La neurodégénérescence peut modifier le rythme veille-sommeil
Cette étude décrit une photographie à un instant donné. Elle montre que deux phénomènes coexistent, sans établir lequel arrive en premier. Seules des recherches suivant des personnes initialement sans trouble cognitif pendant de nombreuses années pourront clarifier ce lien.
Il faudrait mesurer les biomarqueurs au départ, puis observer l’évolution du sommeil et de la mémoire. Cette méthode peut distinguer une habitude de sommeil ancienne d’une modification liée à une neurodégénérescence débutante.
Neuf heures au lit ne garantissent pas un sommeil réparateur
La durée ne dit pas tout de la qualité. Une personne peut passer dix heures au lit, mais se réveiller fréquemment, respirer mal ou rester longtemps dans un sommeil léger.
L’apnée obstructive du sommeil est un exemple fréquent. Des ronflements importants, des pauses respiratoires observées ou une somnolence diurne doivent conduire à en parler avec un médecin.
Le sommeil profond participe aux mécanismes cérébraux qui éliminent certains déchets, dont les protéines amyloïdes. Un sommeil fragmenté peut donc laisser une impression de repos sans apporter une récupération suffisante.
Dormir longtemps n’est préoccupant que s’il s’agit d’un changement durable, surtout lorsqu’il s’accompagne de fatigue ou de difficultés de mémoire.
Que faire si vous dormez régulièrement plus de 8,5 heures ?
Un sommeil prolongé n’est pas une preuve de démence. Certaines personnes ont naturellement besoin de plus de repos, après une infection, une période de stress ou une dette de sommeil accumulée.
Le bon réflexe consiste à observer l’évolution. Depuis quand dormez-vous davantage ? Vous sentez-vous reposé au réveil ? Votre entourage remarque-t-il des ronflements, une irritabilité inhabituelle ou des oublis répétés ?

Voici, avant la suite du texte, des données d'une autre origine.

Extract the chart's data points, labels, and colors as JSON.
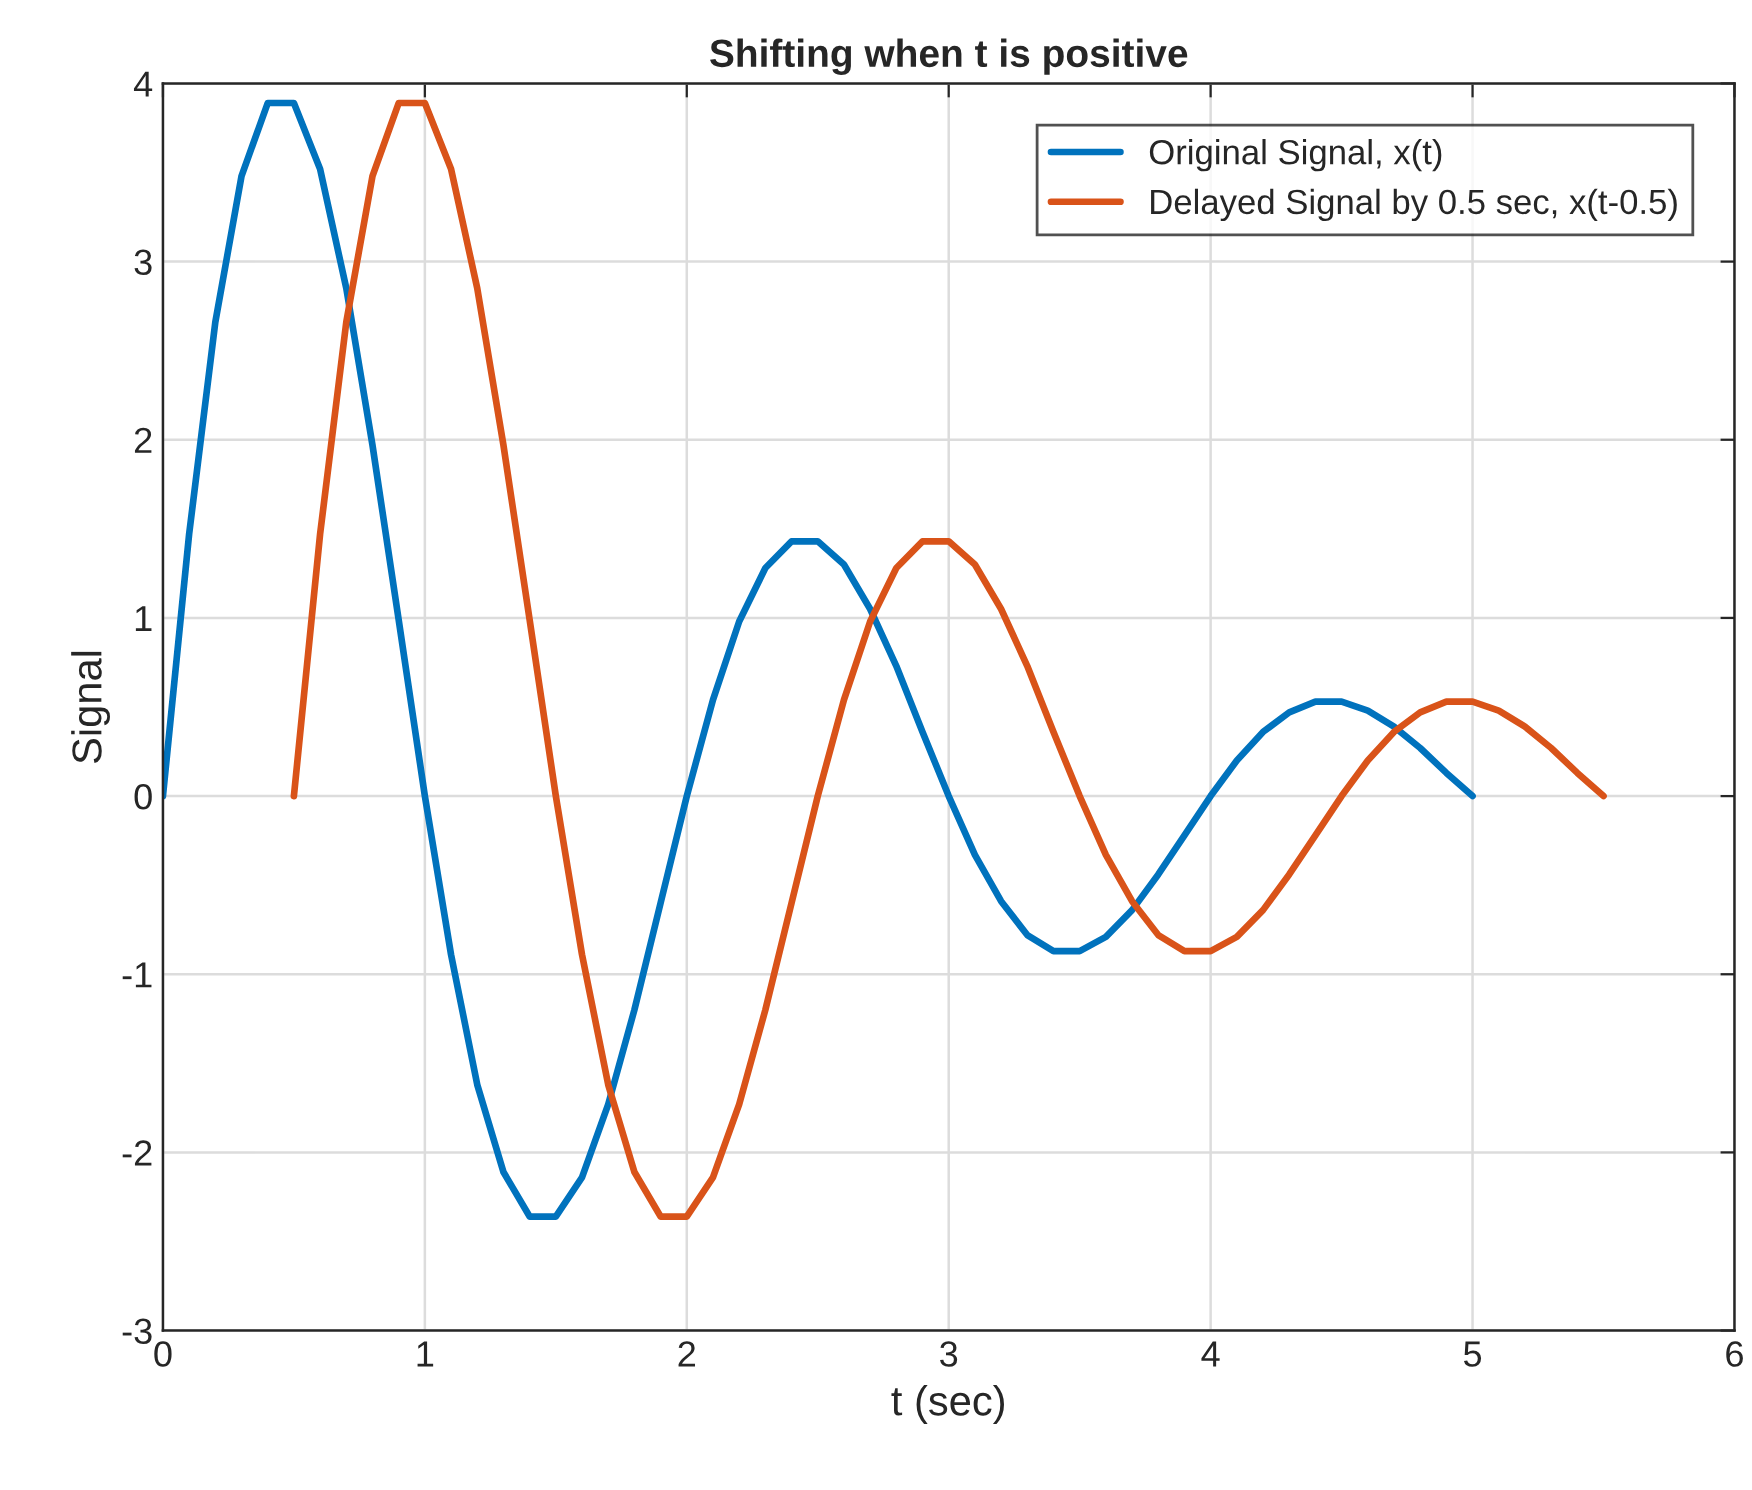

Les causes fréquentes à vérifier avant de penser à Alzheimer
La dépression, certains médicaments, les maladies chroniques, les troubles respiratoires nocturnes et le vieillissement peuvent allonger le temps passé au lit. Les antidépresseurs et les traitements sédatifs méritent aussi d’être revus avec le prescripteur.
Un médecin peut poser des questions précises sur le sommeil, rechercher une cause générale et proposer une évaluation cognitive si la situation le justifie. Une consultation devient plus importante si la fatigue persiste, si les pauses respiratoires sont présentes ou si les troubles de mémoire s’installent.

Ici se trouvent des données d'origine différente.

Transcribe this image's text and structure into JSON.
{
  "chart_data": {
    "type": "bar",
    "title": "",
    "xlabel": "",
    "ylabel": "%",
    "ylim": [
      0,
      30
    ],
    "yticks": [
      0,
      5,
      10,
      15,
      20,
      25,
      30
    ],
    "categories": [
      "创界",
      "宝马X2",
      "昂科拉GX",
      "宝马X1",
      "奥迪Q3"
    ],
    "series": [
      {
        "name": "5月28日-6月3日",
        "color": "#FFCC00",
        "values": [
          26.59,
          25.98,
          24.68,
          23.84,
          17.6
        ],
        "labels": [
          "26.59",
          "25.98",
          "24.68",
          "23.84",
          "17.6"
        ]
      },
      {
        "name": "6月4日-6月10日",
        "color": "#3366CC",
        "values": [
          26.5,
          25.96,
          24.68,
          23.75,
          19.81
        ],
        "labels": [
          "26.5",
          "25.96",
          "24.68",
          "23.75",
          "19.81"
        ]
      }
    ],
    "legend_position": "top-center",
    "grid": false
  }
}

Les habitudes qui soutiennent la santé du cerveau
Le sommeil compte, mais il n’est qu’une pièce du puzzle. L’activité physique régulière, le contrôle de la tension artérielle et du diabète, ainsi que la réduction du risque cardiovasculaire, soutiennent la santé cérébrale au fil des années.
Garder des horaires réguliers, s’exposer à la lumière le matin et préserver des activités intellectuelles ou sociales aide aussi à stabiliser le rythme veille-sommeil. Ces habitudes ne garantissent pas d’éviter Alzheimer, mais elles vont dans le bon sens.
À retenir
Dormir plus de 8,5 heures par nuit a été associé à un biomarqueur de la maladie d’Alzheimer, sans démontrer que ce sommeil long en est la cause. Le lien peut aussi traduire des changements cérébraux précoces ou un sommeil de mauvaise qualité.
Le signal à ne pas ignorer est un changement durable de vos habitudes, surtout s’il se combine à une fatigue inhabituelle, des ronflements ou des difficultés de mémoire.